Example: read this log file and extract XYZ from it and show me a table of the results. Instead of having the agent read in the whole log file into the context and try to process it with raw LLM attention, you can get it to read in a sample and then write a script to process the whole thing. This works particularly well when you want to do something with math, like compute a mean or a median. LLMs are bad at doing math on their own, and good at writing scripts to do math for them.
A lot of interesting techniques become possible when you have an agent that can write quick scripts or CLI tools for you, on the fly, and run them as well.
When you tell an LLM to check the code for errors, the LLM could simply "realize" that the problem is complex enough to warrant building [or finding+configuring] an appropriate tool to solve the problem, and so start doing that... but instead, even for the hardest problems, the LLM will try to brute-force a solution just by "staring at the code really hard."
(To quote a certain cartoon squirrel, "that trick never works!" And to paraphrase the LLM's predictable response, "this time for sure!")
That is for tasks where a programmatic script solution is a good idea though. I don't think your example of "check the code for errors" really falls in that category - how would you write a script to do that? "Staring at the code really hard" to catch errors that could never have been caught with any static analysis tool is actually where an LLM really shines! Unless by "check for errors" you just meant "run a static analysis tool", in which case sure, it should run the linter or typechecker or whatever.
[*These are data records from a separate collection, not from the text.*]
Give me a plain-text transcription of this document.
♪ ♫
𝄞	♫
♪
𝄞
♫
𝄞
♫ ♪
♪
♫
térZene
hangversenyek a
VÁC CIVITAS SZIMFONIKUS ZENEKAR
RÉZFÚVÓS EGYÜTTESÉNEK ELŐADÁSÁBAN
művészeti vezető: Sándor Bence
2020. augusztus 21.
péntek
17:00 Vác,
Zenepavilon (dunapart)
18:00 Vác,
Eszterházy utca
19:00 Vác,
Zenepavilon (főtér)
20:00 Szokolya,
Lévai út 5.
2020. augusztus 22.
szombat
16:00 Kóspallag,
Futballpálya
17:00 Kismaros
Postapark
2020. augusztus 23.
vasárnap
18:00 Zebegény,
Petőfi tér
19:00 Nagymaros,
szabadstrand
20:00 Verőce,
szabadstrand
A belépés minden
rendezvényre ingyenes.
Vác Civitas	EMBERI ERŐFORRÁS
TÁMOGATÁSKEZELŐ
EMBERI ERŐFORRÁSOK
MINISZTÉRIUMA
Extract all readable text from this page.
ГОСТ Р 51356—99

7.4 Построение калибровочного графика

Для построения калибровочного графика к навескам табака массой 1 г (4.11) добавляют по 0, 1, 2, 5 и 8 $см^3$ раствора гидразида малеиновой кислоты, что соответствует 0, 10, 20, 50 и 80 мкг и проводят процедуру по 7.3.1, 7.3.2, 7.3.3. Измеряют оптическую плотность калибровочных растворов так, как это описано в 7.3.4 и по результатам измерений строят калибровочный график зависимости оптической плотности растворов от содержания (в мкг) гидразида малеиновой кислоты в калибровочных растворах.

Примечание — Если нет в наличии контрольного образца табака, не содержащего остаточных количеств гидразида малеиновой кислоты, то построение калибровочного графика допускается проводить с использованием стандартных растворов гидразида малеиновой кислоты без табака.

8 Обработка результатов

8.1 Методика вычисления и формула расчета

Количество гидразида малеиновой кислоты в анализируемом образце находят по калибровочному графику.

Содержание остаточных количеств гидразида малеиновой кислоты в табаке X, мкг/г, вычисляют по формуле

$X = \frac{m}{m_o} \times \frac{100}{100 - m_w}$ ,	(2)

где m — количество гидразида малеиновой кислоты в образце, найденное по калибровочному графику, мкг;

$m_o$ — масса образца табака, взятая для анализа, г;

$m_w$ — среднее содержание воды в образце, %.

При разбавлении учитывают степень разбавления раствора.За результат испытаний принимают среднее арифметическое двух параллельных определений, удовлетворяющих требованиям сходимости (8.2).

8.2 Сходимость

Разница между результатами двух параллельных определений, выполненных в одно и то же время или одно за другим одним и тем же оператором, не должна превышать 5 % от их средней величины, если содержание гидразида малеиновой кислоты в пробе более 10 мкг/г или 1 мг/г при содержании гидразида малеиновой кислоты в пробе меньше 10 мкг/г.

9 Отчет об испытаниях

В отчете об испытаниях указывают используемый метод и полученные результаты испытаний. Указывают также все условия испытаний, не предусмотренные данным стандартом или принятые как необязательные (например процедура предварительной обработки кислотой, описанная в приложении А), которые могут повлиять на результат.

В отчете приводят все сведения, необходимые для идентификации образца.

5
After all, solving an immediate problem that seems like it could come up again, by “taking the opportunity” to solve the problem from now on by introducing workflow automation to solve the problem, is what an experienced human engineer would likely do in such a situation (if they aren’t pressed for time.)
Hmm. My experience of "the average programmer" doesn't look like yours and looks more like the LLM :/
I'm constantly flabbergasted as to how way too many devs fumble through digging into logs or extracting information or what have you because it simply doesn't occur to them that tools can be composed together.
From my experience, only a few rare devs do this. Most will stick with (broken/wrong) GUI tools they know made by others, by convenience.
I used claude to translate my application and I asked him to translate each text in the application to his best abilities.
That worked great for one view, but when I asked him to translate the rest of the application in the same fashion he got lazy and started to write a script to substitute some words instead of actually translating sentences.
Let me illustrate with a specific, simple example: fixing linter or compiler errors. The problems I solve with this method are all verifiable via the command line (this can usually be documented in CLAUDE.md). Claude Code will continuously adjust the code based on the linter's output until all errors are resolved. This process often takes quite some time. I typically do this after completing a feature development. If Claude Code mistakenly thinks it has finished the task during one of these checks, it will halt the entire process. I then have to restart it using the same prompt to continue the task.
Therefore, I'm looking for an external tool to manage Claude Code. I haven't found one yet. I've seen some articles suggesting the use of a subagents approach, where tools like Gemini CLI or Codex could launch Claude Code. I haven't thoroughly explored this method yet.
I have a `task build` command that runs linters, tests and builds the project. All the commands have verbosity tuned down to minimum to not waste context on useless crap.
Claude remembers to do it pretty well. I have it in my global CLAUDE.md sot I guess it has more weight? Dunno.
Doesn’t matter if you tell it multiple times in CLAUDE.md to not skip checks, it will eventually just skip them so it can commit. It’s infuriating.
I hope that as CC evolves there is a better way to tell/force the model to do things like that (linters, formatters, unit/e2e tests, etc).
Students don't get to choose whether to take the test, so why do we give AI the choice?
I had tried coding with ChatGPT a year or so ago and the effort needed to get anything useful out of it greatly exceeded any benifit, so I went into CC with low expectations, but have been blown away.